Concluímos então que a abstração analítica proporcionada por um paralelo mitológico poderia, sim, de algum modo tornar-‐se importante forma de ordenação e compreensão dos significantes aqui levantados e esta, por seu turno, na ordem simbolicamente determinada, poderia, tal como uma chave, gerar a abertura da compreensão dos novos e importantes sentidos que procurávamos demonstrar. Outras ciências, como a psicanálise e a antropologia, levaram esse uso, digamos, seminal bem a fundo e a sério na interpretação dos mitos. O que nos impediria de buscar também, em seus labirintos semiológicos, um caminho de investigação para o remate da crítica literária?
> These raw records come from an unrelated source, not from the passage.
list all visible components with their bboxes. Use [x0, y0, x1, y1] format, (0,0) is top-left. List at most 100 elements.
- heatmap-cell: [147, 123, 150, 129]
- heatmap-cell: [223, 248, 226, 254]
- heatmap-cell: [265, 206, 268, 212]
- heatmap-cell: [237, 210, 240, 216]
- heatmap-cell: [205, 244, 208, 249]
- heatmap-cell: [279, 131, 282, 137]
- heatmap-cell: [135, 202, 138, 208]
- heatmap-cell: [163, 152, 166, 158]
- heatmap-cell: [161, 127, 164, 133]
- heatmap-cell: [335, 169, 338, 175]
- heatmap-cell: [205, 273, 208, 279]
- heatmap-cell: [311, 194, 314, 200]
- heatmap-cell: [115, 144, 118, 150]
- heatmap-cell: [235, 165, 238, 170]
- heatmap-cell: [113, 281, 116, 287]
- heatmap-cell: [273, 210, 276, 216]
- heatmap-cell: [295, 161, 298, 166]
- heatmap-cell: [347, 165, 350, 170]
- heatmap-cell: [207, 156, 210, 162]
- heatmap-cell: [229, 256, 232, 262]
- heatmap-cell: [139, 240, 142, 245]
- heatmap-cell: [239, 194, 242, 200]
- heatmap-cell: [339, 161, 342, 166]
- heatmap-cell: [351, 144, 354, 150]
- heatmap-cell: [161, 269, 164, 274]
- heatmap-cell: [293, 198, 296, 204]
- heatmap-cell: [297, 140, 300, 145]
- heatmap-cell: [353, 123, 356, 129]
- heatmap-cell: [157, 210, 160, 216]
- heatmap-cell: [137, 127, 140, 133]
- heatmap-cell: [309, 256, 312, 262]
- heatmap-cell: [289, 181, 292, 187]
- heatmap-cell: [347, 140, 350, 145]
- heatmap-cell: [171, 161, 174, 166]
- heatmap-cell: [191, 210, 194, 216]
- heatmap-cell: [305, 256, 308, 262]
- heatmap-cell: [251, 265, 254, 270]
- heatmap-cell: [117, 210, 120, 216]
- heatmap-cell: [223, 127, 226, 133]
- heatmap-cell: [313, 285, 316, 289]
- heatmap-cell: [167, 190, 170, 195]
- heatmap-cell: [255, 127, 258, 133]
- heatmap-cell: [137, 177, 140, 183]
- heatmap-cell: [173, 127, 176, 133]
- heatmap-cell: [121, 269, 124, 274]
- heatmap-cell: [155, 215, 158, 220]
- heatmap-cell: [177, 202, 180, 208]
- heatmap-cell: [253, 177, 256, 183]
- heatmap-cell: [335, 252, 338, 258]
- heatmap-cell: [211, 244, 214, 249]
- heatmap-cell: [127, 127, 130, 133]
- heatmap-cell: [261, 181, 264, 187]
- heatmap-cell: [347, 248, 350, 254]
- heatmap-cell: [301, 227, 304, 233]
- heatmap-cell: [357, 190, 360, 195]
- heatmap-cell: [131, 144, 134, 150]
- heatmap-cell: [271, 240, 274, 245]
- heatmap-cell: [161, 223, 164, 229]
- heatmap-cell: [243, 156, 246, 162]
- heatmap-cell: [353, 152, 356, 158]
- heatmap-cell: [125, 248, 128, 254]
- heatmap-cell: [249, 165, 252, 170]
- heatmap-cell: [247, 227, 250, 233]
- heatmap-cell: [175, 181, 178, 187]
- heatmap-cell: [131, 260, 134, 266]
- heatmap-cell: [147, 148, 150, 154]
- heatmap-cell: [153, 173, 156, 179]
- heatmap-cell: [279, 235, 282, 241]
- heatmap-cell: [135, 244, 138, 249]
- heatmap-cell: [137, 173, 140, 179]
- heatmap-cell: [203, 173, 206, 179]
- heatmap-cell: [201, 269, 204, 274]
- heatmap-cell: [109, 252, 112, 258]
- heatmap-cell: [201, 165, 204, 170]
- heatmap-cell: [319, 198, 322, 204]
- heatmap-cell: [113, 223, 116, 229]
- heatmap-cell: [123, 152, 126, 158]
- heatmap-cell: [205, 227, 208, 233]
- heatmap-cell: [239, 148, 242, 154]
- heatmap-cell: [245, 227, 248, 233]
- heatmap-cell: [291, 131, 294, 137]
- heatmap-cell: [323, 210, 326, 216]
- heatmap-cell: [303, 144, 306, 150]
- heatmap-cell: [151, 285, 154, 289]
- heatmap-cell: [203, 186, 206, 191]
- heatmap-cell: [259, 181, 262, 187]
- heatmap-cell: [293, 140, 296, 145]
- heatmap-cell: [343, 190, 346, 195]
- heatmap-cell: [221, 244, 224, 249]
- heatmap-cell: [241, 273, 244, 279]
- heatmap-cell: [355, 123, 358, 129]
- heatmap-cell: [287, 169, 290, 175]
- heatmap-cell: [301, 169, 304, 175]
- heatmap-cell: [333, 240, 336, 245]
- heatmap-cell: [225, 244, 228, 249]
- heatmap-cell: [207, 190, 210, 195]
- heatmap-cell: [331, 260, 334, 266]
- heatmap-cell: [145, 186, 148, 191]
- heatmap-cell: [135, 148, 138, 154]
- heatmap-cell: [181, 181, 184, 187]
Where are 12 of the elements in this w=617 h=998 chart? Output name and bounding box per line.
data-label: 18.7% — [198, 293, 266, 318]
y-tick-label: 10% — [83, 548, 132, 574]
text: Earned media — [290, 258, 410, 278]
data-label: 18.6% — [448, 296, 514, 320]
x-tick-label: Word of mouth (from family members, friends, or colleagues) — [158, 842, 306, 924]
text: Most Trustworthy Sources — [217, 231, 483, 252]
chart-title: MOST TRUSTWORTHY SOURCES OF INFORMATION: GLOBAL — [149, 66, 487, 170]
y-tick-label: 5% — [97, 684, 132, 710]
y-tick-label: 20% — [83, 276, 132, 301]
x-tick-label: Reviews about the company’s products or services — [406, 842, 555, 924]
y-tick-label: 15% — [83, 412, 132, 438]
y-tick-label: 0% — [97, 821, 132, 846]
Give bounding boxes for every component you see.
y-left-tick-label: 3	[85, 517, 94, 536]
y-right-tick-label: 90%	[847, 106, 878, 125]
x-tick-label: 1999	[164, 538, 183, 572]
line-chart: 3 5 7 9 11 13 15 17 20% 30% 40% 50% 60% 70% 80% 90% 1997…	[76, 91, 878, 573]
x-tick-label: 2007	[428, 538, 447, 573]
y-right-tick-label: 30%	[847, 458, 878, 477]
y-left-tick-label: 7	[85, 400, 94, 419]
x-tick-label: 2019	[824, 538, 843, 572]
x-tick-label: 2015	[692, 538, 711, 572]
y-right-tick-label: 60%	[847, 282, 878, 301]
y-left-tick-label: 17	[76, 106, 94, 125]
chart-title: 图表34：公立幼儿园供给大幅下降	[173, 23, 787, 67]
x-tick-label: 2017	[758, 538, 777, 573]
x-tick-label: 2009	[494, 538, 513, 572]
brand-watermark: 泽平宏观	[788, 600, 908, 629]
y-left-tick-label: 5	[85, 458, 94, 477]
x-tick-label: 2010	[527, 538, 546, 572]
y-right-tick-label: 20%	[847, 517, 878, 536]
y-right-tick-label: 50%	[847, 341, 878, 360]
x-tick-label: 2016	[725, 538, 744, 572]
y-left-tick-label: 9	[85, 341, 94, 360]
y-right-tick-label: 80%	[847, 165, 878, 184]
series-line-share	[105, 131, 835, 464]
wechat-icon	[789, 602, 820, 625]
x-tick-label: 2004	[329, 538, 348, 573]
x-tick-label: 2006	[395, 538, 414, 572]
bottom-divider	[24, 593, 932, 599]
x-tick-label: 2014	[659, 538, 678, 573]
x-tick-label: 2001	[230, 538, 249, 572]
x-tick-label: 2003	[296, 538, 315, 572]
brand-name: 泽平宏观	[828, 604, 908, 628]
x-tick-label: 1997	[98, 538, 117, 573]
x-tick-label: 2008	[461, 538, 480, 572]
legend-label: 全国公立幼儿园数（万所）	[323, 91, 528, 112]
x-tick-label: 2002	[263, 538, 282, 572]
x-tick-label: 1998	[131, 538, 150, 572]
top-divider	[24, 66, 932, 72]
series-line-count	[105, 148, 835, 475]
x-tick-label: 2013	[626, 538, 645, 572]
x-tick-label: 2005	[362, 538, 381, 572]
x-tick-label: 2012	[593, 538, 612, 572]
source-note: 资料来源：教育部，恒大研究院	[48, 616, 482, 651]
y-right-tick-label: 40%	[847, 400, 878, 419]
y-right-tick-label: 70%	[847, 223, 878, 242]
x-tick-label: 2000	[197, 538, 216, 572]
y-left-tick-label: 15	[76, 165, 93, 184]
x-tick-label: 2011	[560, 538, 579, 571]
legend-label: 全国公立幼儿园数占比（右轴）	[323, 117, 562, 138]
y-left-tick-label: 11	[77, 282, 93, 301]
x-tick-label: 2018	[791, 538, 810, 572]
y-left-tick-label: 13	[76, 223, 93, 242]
Analisando o mito como sistema semiológico, Barthes (2003, pp. 201-‐202) cita Saussure como o postulador dessa “vasta ciência dos signos”, sob o nome de semiologia. No estudo, ele aponta para os perigos de se considerarem as formas objetos ambíguos, metade formas, metade substâncias, dotar uma substância de forma, etc., recordando que “toda semiologia postula uma relação entre dois termos, um significante e um significado”, não pela igualdade, mas pela equivalência. Um interessante esquema tridimensional (dimensões do significante, do significado e do signo) Barthes encontrou no mito, mas alerta que existem dois sistemas semiológicos operando ali, a linguagem-‐ objeto e a metalinguagem:
Mas o mito é um sistema particular, visto que ele se constrói a partir de uma cadeia semiológica que já existe antes dele: é um sistema semiológico segundo. O que é signo (isto é, a totalidade associativa de um conceito e de uma imagem) no primeiro sistema transforma-‐se num simples significante no segundo.
Apesar dessas interdições bem colocadas, resolvemos aceitar o desafio do mito, retirando dele a miríade de significados à espera dos significantes, como uma resposta viva, ativa e criativa aos desafios filosóficos dos signos que nos surgirão a todo tempo, histórica e literariamente falando.
A demanda de ressignificação pelo desafio do mito estava criada, pois, como disse Camus (2012, p. 122), “os mitos são feitos para que a imaginação os anime”.